Algorithm's Running Time Optimization

Question

I'm trying to find a way to optimize my algorithm such that the running time is O(n²) (Big O Notation).

The input is an array with n elements, of only positive and negative integers. We can assume that the array is already sorted.

I have to determine: for each r (element of the array), whether r = s + t, where s and t are also elements of the array, and can be the same (s == t), or also zero.

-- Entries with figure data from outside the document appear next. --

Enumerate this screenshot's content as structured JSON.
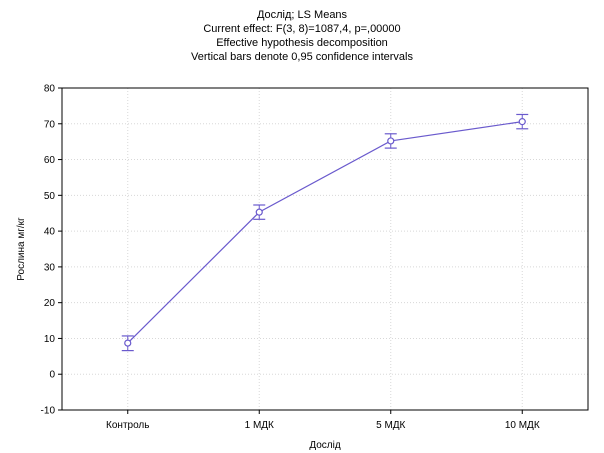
{
  "chart_data": {
    "type": "line",
    "title": "Дослід; LS Means",
    "subtitle_lines": [
      "Current effect: F(3, 8)=1087,4, p=,00000",
      "Effective hypothesis decomposition",
      "Vertical bars denote 0,95 confidence intervals"
    ],
    "xlabel": "Дослід",
    "ylabel": "Рослина мг/кг",
    "categories": [
      "Контроль",
      "1 МДК",
      "5 МДК",
      "10 МДК"
    ],
    "series": [
      {
        "values": [
          8.7,
          45.3,
          65.2,
          70.6
        ],
        "ci_lower": [
          6.6,
          43.3,
          63.2,
          68.6
        ],
        "ci_upper": [
          10.7,
          47.3,
          67.2,
          72.6
        ]
      }
    ],
    "ylim": [
      -10,
      80
    ],
    "yticks": [
      -10,
      0,
      10,
      20,
      30,
      40,
      50,
      60,
      70,
      80
    ],
    "grid": true,
    "line_color": "#6a5acd",
    "marker": "open-circle"
  }
}
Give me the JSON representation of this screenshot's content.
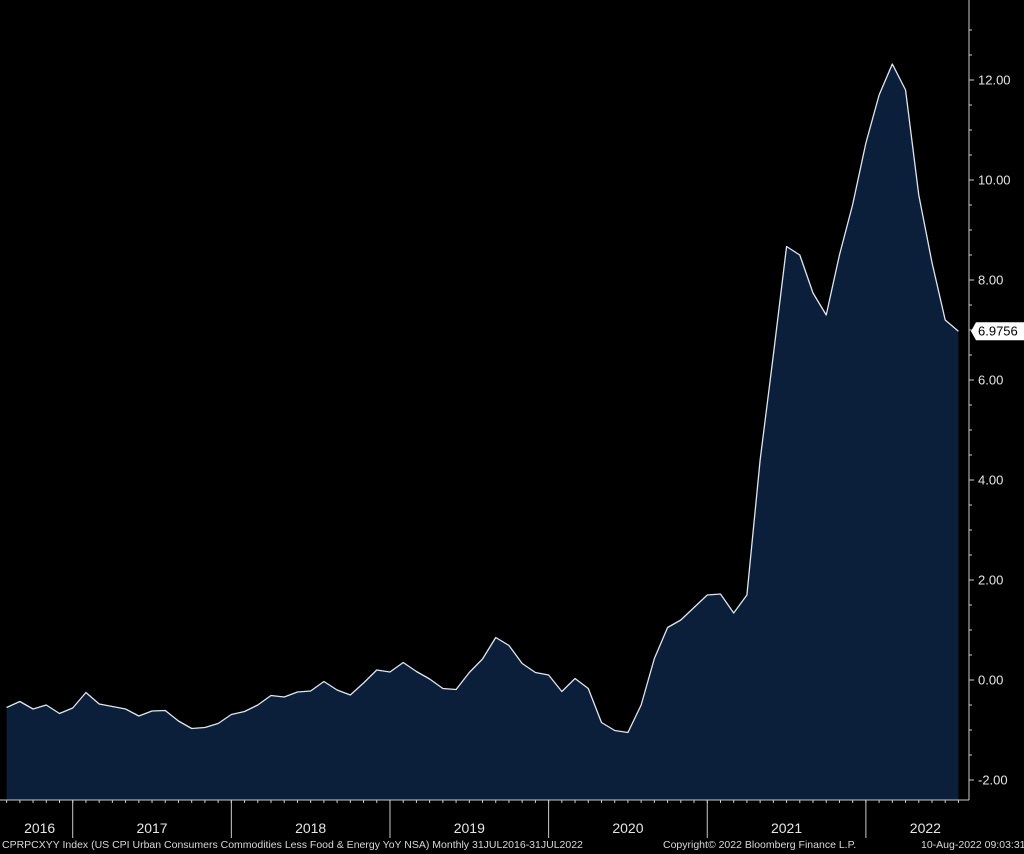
{
  "chart_data": {
    "type": "area",
    "title": "",
    "ticker_description": "CPRPCXYY Index (US CPI Urban Consumers Commodities Less Food & Energy YoY NSA)  Monthly 31JUL2016-31JUL2022",
    "copyright": "Copyright© 2022 Bloomberg Finance L.P.",
    "timestamp": "10-Aug-2022 09:03:31",
    "last_value_label": "6.9756",
    "ylim": [
      -2.4,
      13.6
    ],
    "y_ticks": [
      12,
      10,
      8,
      6,
      4,
      2,
      0,
      -2
    ],
    "y_tick_labels": [
      "12.00",
      "10.00",
      "8.00",
      "6.00",
      "4.00",
      "2.00",
      "0.00",
      "-2.00"
    ],
    "x_year_labels": [
      "2016",
      "2017",
      "2018",
      "2019",
      "2020",
      "2021",
      "2022"
    ],
    "x_year_label_months": [
      2.5,
      11,
      23,
      35,
      47,
      59,
      69.5
    ],
    "x_year_boundaries": [
      5,
      17,
      29,
      41,
      53,
      65
    ],
    "xlim": [
      -0.5,
      72.8
    ],
    "colors": {
      "fill": "#0b1f3a",
      "line": "#dfe6ee",
      "axis": "#cccccc",
      "background": "#000000"
    },
    "series": [
      {
        "start": "2016-07",
        "frequency": "monthly",
        "values": [
          -0.55,
          -0.43,
          -0.58,
          -0.5,
          -0.67,
          -0.56,
          -0.25,
          -0.48,
          -0.53,
          -0.58,
          -0.72,
          -0.62,
          -0.61,
          -0.82,
          -0.97,
          -0.95,
          -0.87,
          -0.69,
          -0.63,
          -0.5,
          -0.31,
          -0.34,
          -0.24,
          -0.22,
          -0.03,
          -0.2,
          -0.3,
          -0.06,
          0.2,
          0.16,
          0.35,
          0.17,
          0.02,
          -0.17,
          -0.19,
          0.15,
          0.42,
          0.85,
          0.69,
          0.33,
          0.15,
          0.1,
          -0.23,
          0.03,
          -0.17,
          -0.85,
          -1.01,
          -1.05,
          -0.5,
          0.43,
          1.05,
          1.2,
          1.45,
          1.7,
          1.72,
          1.34,
          1.7,
          4.4,
          6.5,
          8.67,
          8.5,
          7.74,
          7.3,
          8.5,
          9.51,
          10.74,
          11.7,
          12.32,
          11.8,
          9.7,
          8.35,
          7.2,
          6.9756
        ]
      }
    ]
  }
}
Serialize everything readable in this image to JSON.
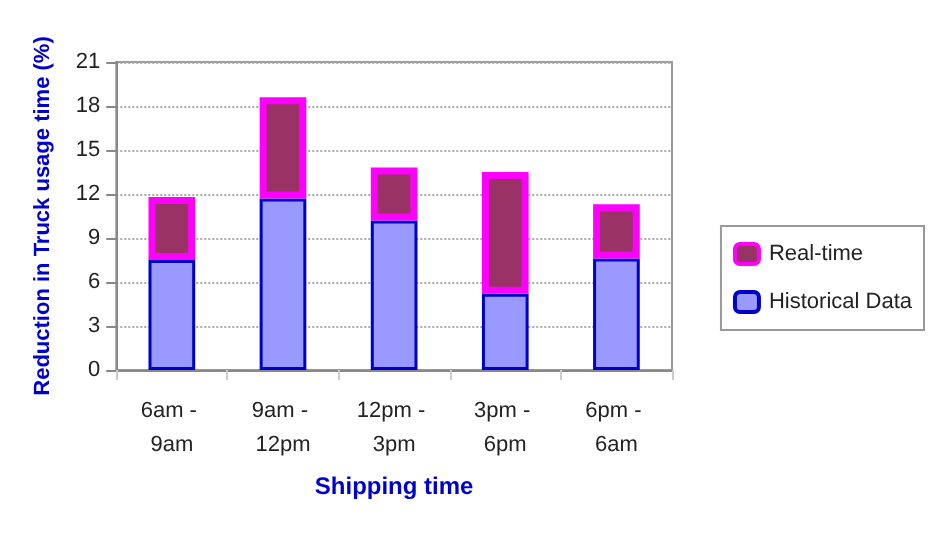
{
  "chart_data": {
    "type": "bar",
    "stacked": true,
    "xlabel": "Shipping time",
    "ylabel": "Reduction in Truck usage time (%)",
    "categories": [
      "6am - 9am",
      "9am - 12pm",
      "12pm - 3pm",
      "3pm - 6pm",
      "6pm - 6am"
    ],
    "series": [
      {
        "name": "Historical Data",
        "color": "#9999ff",
        "values": [
          7.5,
          11.7,
          10.2,
          5.2,
          7.6
        ]
      },
      {
        "name": "Real-time",
        "color": "#993366",
        "values": [
          4.3,
          6.9,
          3.6,
          8.3,
          3.7
        ]
      }
    ],
    "ylim": [
      0,
      21
    ],
    "yticks": [
      0,
      3,
      6,
      9,
      12,
      15,
      18,
      21
    ],
    "grid": "y",
    "legend": "right"
  }
}
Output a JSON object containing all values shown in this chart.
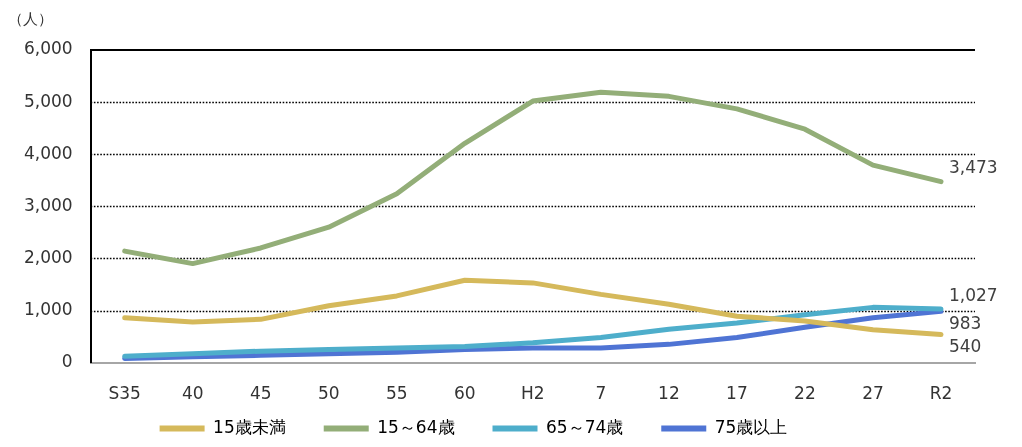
{
  "chart_data": {
    "type": "line",
    "ylabel": "（人）",
    "categories": [
      "S35",
      "40",
      "45",
      "50",
      "55",
      "60",
      "H2",
      "7",
      "12",
      "17",
      "22",
      "27",
      "R2"
    ],
    "series": [
      {
        "name": "15歳未満",
        "color": "#d5b95b",
        "values": [
          860,
          780,
          830,
          1090,
          1280,
          1580,
          1530,
          1310,
          1120,
          890,
          800,
          630,
          540
        ],
        "value_labels": [
          null,
          null,
          null,
          null,
          null,
          null,
          null,
          null,
          null,
          null,
          null,
          null,
          "540"
        ]
      },
      {
        "name": "15～64歳",
        "color": "#93ae78",
        "values": [
          2140,
          1900,
          2200,
          2600,
          3240,
          4210,
          5020,
          5190,
          5110,
          4870,
          4480,
          3790,
          3473
        ],
        "value_labels": [
          null,
          null,
          null,
          null,
          null,
          null,
          null,
          null,
          null,
          null,
          null,
          null,
          "3,473"
        ]
      },
      {
        "name": "65～74歳",
        "color": "#4eaecb",
        "values": [
          120,
          170,
          220,
          250,
          280,
          310,
          380,
          480,
          640,
          760,
          920,
          1060,
          1027
        ],
        "value_labels": [
          null,
          null,
          null,
          null,
          null,
          null,
          null,
          null,
          null,
          null,
          null,
          null,
          "1,027"
        ]
      },
      {
        "name": "75歳以上",
        "color": "#4f74d4",
        "values": [
          80,
          110,
          140,
          170,
          200,
          250,
          280,
          280,
          350,
          480,
          680,
          860,
          983
        ],
        "value_labels": [
          null,
          null,
          null,
          null,
          null,
          null,
          null,
          null,
          null,
          null,
          null,
          null,
          "983"
        ]
      }
    ],
    "ylim": [
      0,
      6000
    ],
    "yticks": [
      {
        "value": 0,
        "label": "0"
      },
      {
        "value": 1000,
        "label": "1,000"
      },
      {
        "value": 2000,
        "label": "2,000"
      },
      {
        "value": 3000,
        "label": "3,000"
      },
      {
        "value": 4000,
        "label": "4,000"
      },
      {
        "value": 5000,
        "label": "5,000"
      },
      {
        "value": 6000,
        "label": "6,000"
      }
    ],
    "grid": "y",
    "legend": "bottom",
    "line_style": "solid"
  }
}
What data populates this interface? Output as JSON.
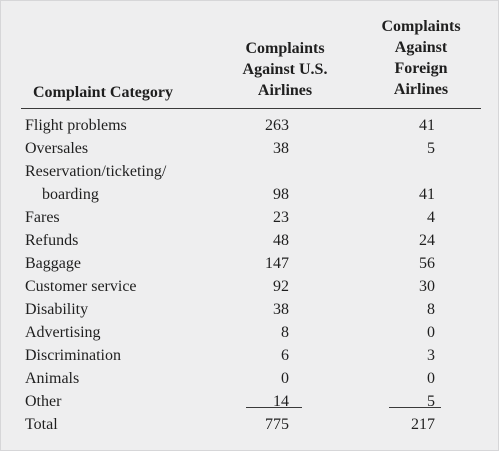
{
  "table": {
    "headers": {
      "category": [
        "Complaint Category"
      ],
      "us": [
        "Complaints",
        "Against U.S.",
        "Airlines"
      ],
      "foreign": [
        "Complaints",
        "Against",
        "Foreign",
        "Airlines"
      ]
    },
    "rows": [
      {
        "category": "Flight problems",
        "us": "263",
        "foreign": "41"
      },
      {
        "category": "Oversales",
        "us": "38",
        "foreign": "5"
      },
      {
        "category": "Reservation/ticketing/",
        "us": "",
        "foreign": ""
      },
      {
        "category": "boarding",
        "us": "98",
        "foreign": "41"
      },
      {
        "category": "Fares",
        "us": "23",
        "foreign": "4"
      },
      {
        "category": "Refunds",
        "us": "48",
        "foreign": "24"
      },
      {
        "category": "Baggage",
        "us": "147",
        "foreign": "56"
      },
      {
        "category": "Customer service",
        "us": "92",
        "foreign": "30"
      },
      {
        "category": "Disability",
        "us": "38",
        "foreign": "8"
      },
      {
        "category": "Advertising",
        "us": "8",
        "foreign": "0"
      },
      {
        "category": "Discrimination",
        "us": "6",
        "foreign": "3"
      },
      {
        "category": "Animals",
        "us": "0",
        "foreign": "0"
      },
      {
        "category": "Other",
        "us": "14",
        "foreign": "5"
      },
      {
        "category": "Total",
        "us": "775",
        "foreign": "217"
      }
    ]
  }
}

I tried to reduce the number of elements I have to check by checking if the current number is positive or negative, but the running time is still too long. The problem is that I'm using 3 while loops which already means a running time of O(n³) for the worst case.

Here is my code:

public static void Checker(int[] array) {
    List<Integer> testlist = new ArrayList<Integer>();
    int i = 0;
    while (i < array.length) {
        int current = array[i];
        if (attached(current, array)) {
            testlist.add(current);
        }
        i++;
    }
}

public static boolean attached(int current, int[] array) {
    boolean result = false;
    int i = 0;
    while (i < array.length && !result) {
        int number1 = array[i];
        int j = 0;
        while (j < array.length && !result) {
            int number2 = array[j];
            if (number1 + number2 == current) {
                result = true;
            }
            j++;
        }
        i++;
    }
    return result;
}

Answer 1

1. calculate all the possible sums of s+t and put the results in a set => O(n²)
2. iterate over each r and check if there is a sum that matches r => O(n) since set.contains runs in constant time.

Answer 2

You can start sorting the array O(nlogn) (if not), then for each element in the array you can check if there are two elements that the sum is equals to the number in O(n²).

The code is in C#:

public static bool Solve(int[] arr)
{
    Array.Sort(arr);    //If not already sorted

    foreach (var num in arr)
        if (!FindTwoThatSumN(arr, num))
            return false;

    return true;
}

public static bool FindTwoThatSumN(int[] arr, int num)
{
    int min = 0;
    int max = arr.Length - 1;

    while (true)
    {
        if (min == max) break;

        int sum = arr[min] + arr[max];

        if (sum < num) min++;
        if (sum > num) max--;
        if (sum == num) return true;
    }

    return false;
}

The idea to check if there are two numbers in an array (must be sorted) that sum a specific value is start from the minimum (min = 0) and the maximum (max = arr.Length), then in each iteration:

• If the sum is lower than the number, increase min index.
• If the sum is greater than the number, decrease max index.
• If the sum is equals to the number, then you find a solution.
• If min index reach max then there are no solution.

You can refer to this question/answers for more details and proof.

Time complexity for overall solution is O(n²):

• Sort the array: O(nlogn).
• Iterate over the sorted array: O(n).
• Find two numbers that sum the value: O(n).

So, is O(n²) due the nested calls to FindTwoThatSumN.

If you want you can pass the index instead of the number to FindTwoThatSumN method to avoid with an additional check use the number itself as part of the solution.